14. The system according to any of the preceding claims, wherein in the extraction device:

-said upstream member (111) defines a cage (21) defining a cage designed to enclose said capsule body (31) and carrying an upstream piercing arrangement (22) for opening a bottom wall (20) of said capsule,

-The downstream member (112) defines a capsule holder positioned transversally to the closing direction of the extraction device, the capsule holder comprising an extraction plate which interacts with the delivery wall of the capsule during extraction of the beverage.

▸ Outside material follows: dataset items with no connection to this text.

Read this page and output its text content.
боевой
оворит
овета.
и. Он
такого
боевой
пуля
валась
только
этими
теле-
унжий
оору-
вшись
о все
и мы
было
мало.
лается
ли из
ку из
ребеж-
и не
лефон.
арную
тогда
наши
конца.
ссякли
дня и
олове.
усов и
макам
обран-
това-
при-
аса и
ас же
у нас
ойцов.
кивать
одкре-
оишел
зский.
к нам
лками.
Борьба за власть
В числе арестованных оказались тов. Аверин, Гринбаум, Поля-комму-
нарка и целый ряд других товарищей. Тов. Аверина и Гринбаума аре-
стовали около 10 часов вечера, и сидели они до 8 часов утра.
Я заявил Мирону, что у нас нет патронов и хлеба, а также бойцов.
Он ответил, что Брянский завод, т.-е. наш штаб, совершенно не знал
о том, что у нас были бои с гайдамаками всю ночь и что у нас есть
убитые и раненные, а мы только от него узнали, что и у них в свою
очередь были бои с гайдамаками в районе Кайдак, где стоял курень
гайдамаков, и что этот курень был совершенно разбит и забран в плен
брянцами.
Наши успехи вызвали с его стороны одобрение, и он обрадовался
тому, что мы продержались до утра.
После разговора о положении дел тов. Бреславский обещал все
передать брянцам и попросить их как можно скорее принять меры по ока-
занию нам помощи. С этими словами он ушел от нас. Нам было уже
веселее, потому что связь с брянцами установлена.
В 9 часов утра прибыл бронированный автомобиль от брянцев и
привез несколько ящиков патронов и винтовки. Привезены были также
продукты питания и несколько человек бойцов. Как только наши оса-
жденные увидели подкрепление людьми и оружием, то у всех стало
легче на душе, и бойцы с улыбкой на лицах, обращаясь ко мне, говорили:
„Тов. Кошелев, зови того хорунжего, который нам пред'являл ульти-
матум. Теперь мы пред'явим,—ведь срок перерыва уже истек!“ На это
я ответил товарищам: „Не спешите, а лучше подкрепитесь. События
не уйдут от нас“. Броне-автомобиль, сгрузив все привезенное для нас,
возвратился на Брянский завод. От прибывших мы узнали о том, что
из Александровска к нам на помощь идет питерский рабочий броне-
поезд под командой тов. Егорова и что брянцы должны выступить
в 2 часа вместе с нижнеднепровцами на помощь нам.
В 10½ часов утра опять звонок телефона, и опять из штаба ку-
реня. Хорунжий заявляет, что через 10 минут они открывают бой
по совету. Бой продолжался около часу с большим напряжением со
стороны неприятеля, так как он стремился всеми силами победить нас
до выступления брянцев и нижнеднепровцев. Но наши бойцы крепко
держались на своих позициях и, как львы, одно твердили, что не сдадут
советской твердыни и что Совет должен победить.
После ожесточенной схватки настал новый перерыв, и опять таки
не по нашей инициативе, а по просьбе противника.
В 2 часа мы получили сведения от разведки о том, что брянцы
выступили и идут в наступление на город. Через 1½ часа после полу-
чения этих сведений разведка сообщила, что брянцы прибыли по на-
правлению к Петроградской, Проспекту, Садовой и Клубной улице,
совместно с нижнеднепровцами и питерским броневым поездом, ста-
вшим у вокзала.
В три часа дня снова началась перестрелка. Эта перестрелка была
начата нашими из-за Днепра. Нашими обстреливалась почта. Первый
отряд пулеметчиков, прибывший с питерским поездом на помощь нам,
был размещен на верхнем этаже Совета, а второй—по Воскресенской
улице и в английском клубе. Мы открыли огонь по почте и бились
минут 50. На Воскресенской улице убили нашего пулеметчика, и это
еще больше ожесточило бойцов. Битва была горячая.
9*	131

15. Use of a capsule in a system according to any one of claims 1 to 14, wherein:

The capsule (2) comprising a capsule body (20) having a three-dimensional shape defining a chamber (25) for containing beverage ingredients (50), an injection wall (22) and a delivery wall (30) connected to the capsule body (20) and closing the chamber (25), and wherein the delivery wall (30) comprises in a layered manner at least a carrier layer (32) adapted to open under the effect of an elevated pressure of the fluid injected into the capsule (2) and an adhesive layer (33) provided on the side of the carrier layer (32) oriented towards the chamber (25) for bonding the delivery wall (30) to the capsule body (20),

Wherein the delivery wall (30) of the capsule is designed such that when the upstream encapsulating member (111) and the downstream encapsulating member (112) encapsulate the capsule and fluid is injected into the capsule interior, the extraction plate of the downstream encapsulating member interacts with the delivery wall (30) without visibly piercing the delivery wall and a permeable opening (37) appears in the structure of the delivery wall when the surface of the delivery wall facing the chamber (25) is in contact with the fluid injected into the capsule, thereby expelling beverage out of the capsule.